かと言って、きらびやかな歓楽街や酒場がこう言う場所に無いわけでも無い。
外周の環状の街道の様に門を抜けてすぐ、そこに賑やかな大通りが始まるワケでは無くて、大抵の街と同じ様にマルセラドの街にもそこにあるのは旅の疲れを癒す歓楽街だったり、宿だったり、そして倉庫街だったりするのだ。
男が来た道を歩いて5分も経てば大きな酒場もあった、寵姫と呼ばれる奴隷達を見せる店もあった、更にもう少し歩いて街道まで戻れば壁門もすぐだった。
だが丁度、どの歓楽街の店も閉店の時間は過ぎている。
商人達が集う街、マルセラドにもあらゆる夜の店が閉店する時間帯。
夜明け前にはフード姿のこの男の様に家路につく。
しかし、このフード姿の男はどのケースにも当てはまらない。
何が可笑しいのか、狂気からなのか、男の笑い声は止む事無くずぅっと続いている。
笑いながらある一点にしゃがみこんで地面に手を翳した男はその手に実感を得ていた。
ドクン!ドクン!と脳がかき混ぜられるように震える、確かな感触を。
周囲はその様子を見て怪訝な表情で男を見守っていた。
「なんだ?」
長い尻尾をくるんと巻き上げた1人の獣の耳をピンと立てたリスの獣人がまず、それに気づいて声を上げた。
が、まだ日ノ出には早い時間帯、こんな時間に通りを歩く人達には家に帰るのだったり、仕事場にいくのだったり、何かしら用事があって他人の事に構ってられないのかも知れない。
「おい、どうした?」
まだ夜が明けきらず、人の往来もまばらな石畳の真ん中でしゃがみこんで、地面に向かって何事かぶつぶつと念じている男を見るのも珍しい。
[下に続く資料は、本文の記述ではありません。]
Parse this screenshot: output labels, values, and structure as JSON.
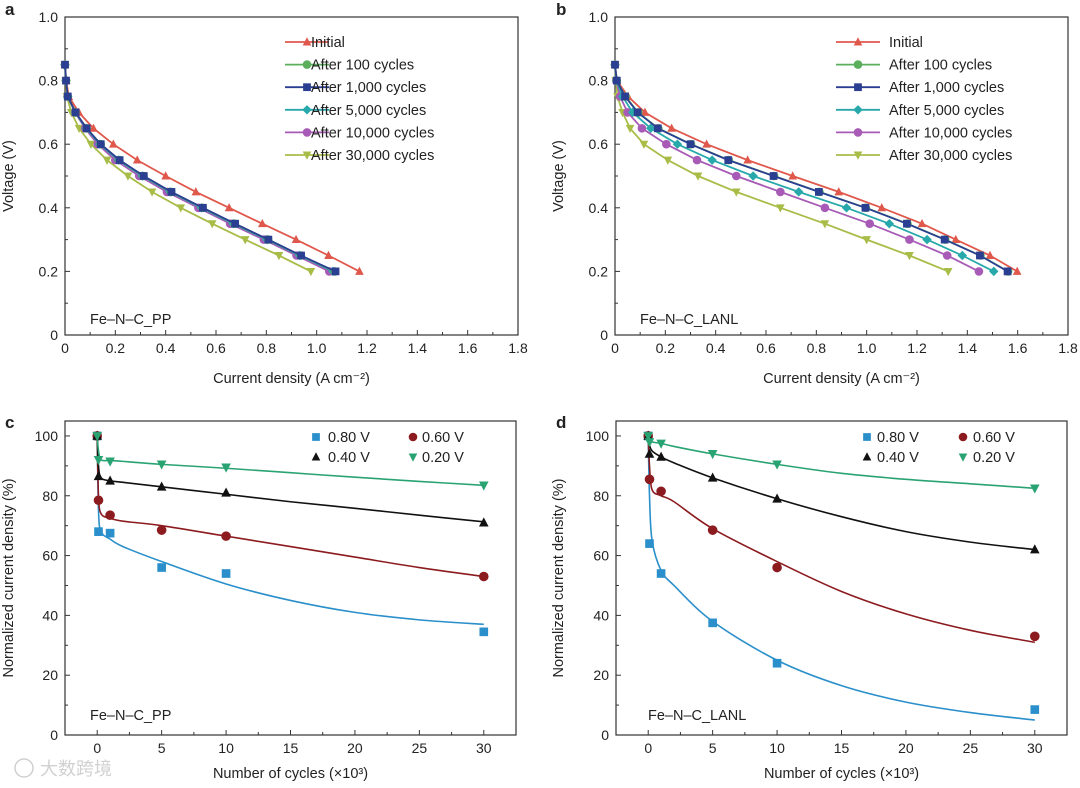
{
  "chart_data": [
    {
      "panel": "a",
      "type": "line",
      "title": "",
      "sample_label": "Fe–N–C_PP",
      "xlabel": "Current density (A cm⁻²)",
      "ylabel": "Voltage (V)",
      "xlim": [
        0,
        1.8
      ],
      "ylim": [
        0,
        1.0
      ],
      "xticks": [
        "0",
        "0.2",
        "0.4",
        "0.6",
        "0.8",
        "1.0",
        "1.2",
        "1.4",
        "1.6",
        "1.8"
      ],
      "yticks": [
        "0",
        "0.2",
        "0.4",
        "0.6",
        "0.8",
        "1.0"
      ],
      "legend_position": "top-right",
      "voltages": [
        0.85,
        0.8,
        0.75,
        0.7,
        0.65,
        0.6,
        0.55,
        0.5,
        0.45,
        0.4,
        0.35,
        0.3,
        0.25,
        0.2
      ],
      "series": [
        {
          "name": "Initial",
          "color": "#e0574b",
          "marker": "triangle-up",
          "current": [
            0,
            0.005,
            0.015,
            0.055,
            0.113,
            0.192,
            0.287,
            0.4,
            0.52,
            0.652,
            0.784,
            0.918,
            1.047,
            1.17
          ]
        },
        {
          "name": "After 100 cycles",
          "color": "#5aae5c",
          "marker": "circle",
          "current": [
            0,
            0.004,
            0.011,
            0.042,
            0.086,
            0.142,
            0.216,
            0.312,
            0.422,
            0.547,
            0.674,
            0.807,
            0.937,
            1.072
          ]
        },
        {
          "name": "After 1,000 cycles",
          "color": "#2b3f92",
          "marker": "square",
          "current": [
            0,
            0.004,
            0.011,
            0.042,
            0.086,
            0.142,
            0.217,
            0.313,
            0.423,
            0.548,
            0.676,
            0.808,
            0.938,
            1.075
          ]
        },
        {
          "name": "After 5,000 cycles",
          "color": "#27a9ab",
          "marker": "diamond",
          "current": [
            0,
            0.004,
            0.011,
            0.041,
            0.084,
            0.138,
            0.212,
            0.307,
            0.417,
            0.542,
            0.668,
            0.802,
            0.932,
            1.065
          ]
        },
        {
          "name": "After 10,000 cycles",
          "color": "#a75bb6",
          "marker": "circle",
          "current": [
            0,
            0.004,
            0.01,
            0.04,
            0.08,
            0.13,
            0.2,
            0.295,
            0.405,
            0.53,
            0.656,
            0.79,
            0.92,
            1.05
          ]
        },
        {
          "name": "After 30,000 cycles",
          "color": "#a8bd47",
          "marker": "triangle-down",
          "current": [
            0,
            0.003,
            0.008,
            0.025,
            0.056,
            0.103,
            0.167,
            0.25,
            0.346,
            0.46,
            0.585,
            0.716,
            0.85,
            0.977
          ]
        }
      ]
    },
    {
      "panel": "b",
      "type": "line",
      "title": "",
      "sample_label": "Fe–N–C_LANL",
      "xlabel": "Current density (A cm⁻²)",
      "ylabel": "Voltage (V)",
      "xlim": [
        0,
        1.8
      ],
      "ylim": [
        0,
        1.0
      ],
      "xticks": [
        "0",
        "0.2",
        "0.4",
        "0.6",
        "0.8",
        "1.0",
        "1.2",
        "1.4",
        "1.6",
        "1.8"
      ],
      "yticks": [
        "0",
        "0.2",
        "0.4",
        "0.6",
        "0.8",
        "1.0"
      ],
      "legend_position": "top-right",
      "voltages": [
        0.85,
        0.8,
        0.75,
        0.7,
        0.65,
        0.6,
        0.55,
        0.5,
        0.45,
        0.4,
        0.35,
        0.3,
        0.25,
        0.2
      ],
      "series": [
        {
          "name": "Initial",
          "color": "#e0574b",
          "marker": "triangle-up",
          "current": [
            0,
            0.008,
            0.052,
            0.119,
            0.225,
            0.364,
            0.527,
            0.706,
            0.889,
            1.06,
            1.22,
            1.354,
            1.49,
            1.598
          ]
        },
        {
          "name": "After 100 cycles",
          "color": "#5aae5c",
          "marker": "circle",
          "current": [
            0,
            0.007,
            0.042,
            0.092,
            0.172,
            0.302,
            0.452,
            0.632,
            0.812,
            0.997,
            1.162,
            1.312,
            1.452,
            1.562
          ]
        },
        {
          "name": "After 1,000 cycles",
          "color": "#2b3f92",
          "marker": "square",
          "current": [
            0,
            0.007,
            0.04,
            0.09,
            0.17,
            0.3,
            0.45,
            0.63,
            0.81,
            0.995,
            1.16,
            1.31,
            1.45,
            1.56
          ]
        },
        {
          "name": "After 5,000 cycles",
          "color": "#27a9ab",
          "marker": "diamond",
          "current": [
            0,
            0.006,
            0.03,
            0.07,
            0.142,
            0.248,
            0.386,
            0.549,
            0.73,
            0.92,
            1.09,
            1.24,
            1.38,
            1.505
          ]
        },
        {
          "name": "After 10,000 cycles",
          "color": "#a75bb6",
          "marker": "circle",
          "current": [
            0,
            0.005,
            0.02,
            0.05,
            0.107,
            0.204,
            0.326,
            0.482,
            0.657,
            0.834,
            1.012,
            1.17,
            1.32,
            1.446
          ]
        },
        {
          "name": "After 30,000 cycles",
          "color": "#a8bd47",
          "marker": "triangle-down",
          "current": [
            0,
            0.003,
            0.01,
            0.03,
            0.06,
            0.115,
            0.21,
            0.33,
            0.482,
            0.657,
            0.834,
            1.0,
            1.17,
            1.324
          ]
        }
      ]
    },
    {
      "panel": "c",
      "type": "scatter",
      "title": "",
      "sample_label": "Fe–N–C_PP",
      "xlabel": "Number of cycles (×10³)",
      "ylabel": "Normalized current density (%)",
      "xlim": [
        -2.5,
        32.5
      ],
      "ylim": [
        0,
        105
      ],
      "xticks": [
        "0",
        "5",
        "10",
        "15",
        "20",
        "25",
        "30"
      ],
      "yticks": [
        "0",
        "20",
        "40",
        "60",
        "80",
        "100"
      ],
      "legend_position": "top-right",
      "x": [
        0,
        0.1,
        1,
        5,
        10,
        30
      ],
      "fit_x": [
        0,
        0.1,
        0.3,
        1,
        2,
        5,
        10,
        15,
        20,
        25,
        30
      ],
      "series": [
        {
          "name": "0.80 V",
          "color": "#2a8fca",
          "marker": "square",
          "values": [
            100,
            68,
            67.5,
            56,
            54,
            34.5
          ],
          "fit": [
            100,
            75,
            68,
            65.5,
            63,
            58,
            50.5,
            45,
            41,
            38.5,
            37
          ]
        },
        {
          "name": "0.60 V",
          "color": "#8c1b1f",
          "marker": "circle",
          "values": [
            100,
            78.5,
            73.5,
            68.5,
            66.5,
            53
          ],
          "fit": [
            100,
            80,
            74,
            72.5,
            71.5,
            70,
            66.5,
            63,
            59.5,
            56,
            53
          ]
        },
        {
          "name": "0.40 V",
          "color": "#111111",
          "marker": "triangle-up",
          "values": [
            100,
            86.5,
            85,
            83,
            81,
            71
          ],
          "fit": [
            100,
            90,
            86,
            85,
            84.5,
            83,
            80.5,
            78,
            75.8,
            73.5,
            71.3
          ]
        },
        {
          "name": "0.20 V",
          "color": "#2aa373",
          "marker": "triangle-down",
          "values": [
            100,
            92,
            91.5,
            90.5,
            89.5,
            83.5
          ],
          "fit": [
            100,
            95,
            92,
            91.8,
            91.5,
            90.5,
            89.2,
            87.7,
            86.2,
            84.8,
            83.5
          ]
        }
      ]
    },
    {
      "panel": "d",
      "type": "scatter",
      "title": "",
      "sample_label": "Fe–N–C_LANL",
      "xlabel": "Number of cycles (×10³)",
      "ylabel": "Normalized current density (%)",
      "xlim": [
        -2.5,
        32.5
      ],
      "ylim": [
        0,
        105
      ],
      "xticks": [
        "0",
        "5",
        "10",
        "15",
        "20",
        "25",
        "30"
      ],
      "yticks": [
        "0",
        "20",
        "40",
        "60",
        "80",
        "100"
      ],
      "legend_position": "top-right",
      "x": [
        0,
        0.1,
        1,
        5,
        10,
        30
      ],
      "fit_x": [
        0,
        0.1,
        0.3,
        1,
        2,
        5,
        10,
        15,
        20,
        25,
        30
      ],
      "series": [
        {
          "name": "0.80 V",
          "color": "#2a8fca",
          "marker": "square",
          "values": [
            100,
            64,
            54,
            37.5,
            24,
            8.5
          ],
          "fit": [
            100,
            80,
            65,
            55,
            50,
            38,
            25,
            16.5,
            11,
            7.5,
            5
          ]
        },
        {
          "name": "0.60 V",
          "color": "#8c1b1f",
          "marker": "circle",
          "values": [
            100,
            85.5,
            81.5,
            68.5,
            56,
            33
          ],
          "fit": [
            100,
            90,
            82,
            80,
            78,
            69,
            58,
            48,
            40.5,
            35,
            31
          ]
        },
        {
          "name": "0.40 V",
          "color": "#111111",
          "marker": "triangle-up",
          "values": [
            100,
            94,
            93,
            86,
            79,
            62
          ],
          "fit": [
            100,
            97,
            95,
            93,
            91,
            86,
            79,
            73,
            68,
            64.5,
            62
          ]
        },
        {
          "name": "0.20 V",
          "color": "#2aa373",
          "marker": "triangle-down",
          "values": [
            100,
            98,
            97.5,
            94,
            90.5,
            82.5
          ],
          "fit": [
            100,
            99,
            98,
            97.5,
            96.5,
            94,
            90.5,
            87.5,
            85.5,
            84,
            82.5
          ]
        }
      ]
    }
  ],
  "watermark": "大数跨境"
}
どうせさっきまで飲んでいた酔っ払いだろうと、自分の店を開けるために通り掛かった兎耳の男は思い、最初は気にもしなかった。
ふと、前に向かって歩く足を止めチラリとフード姿の男を盗み見るまでは。
ほぼ説明とゆー斬新な入り方で始まるます。
5、6話で終わらせたい?って言ってたケド無理無理。
マルセラドだけで1、2、3使いそうなんだもん。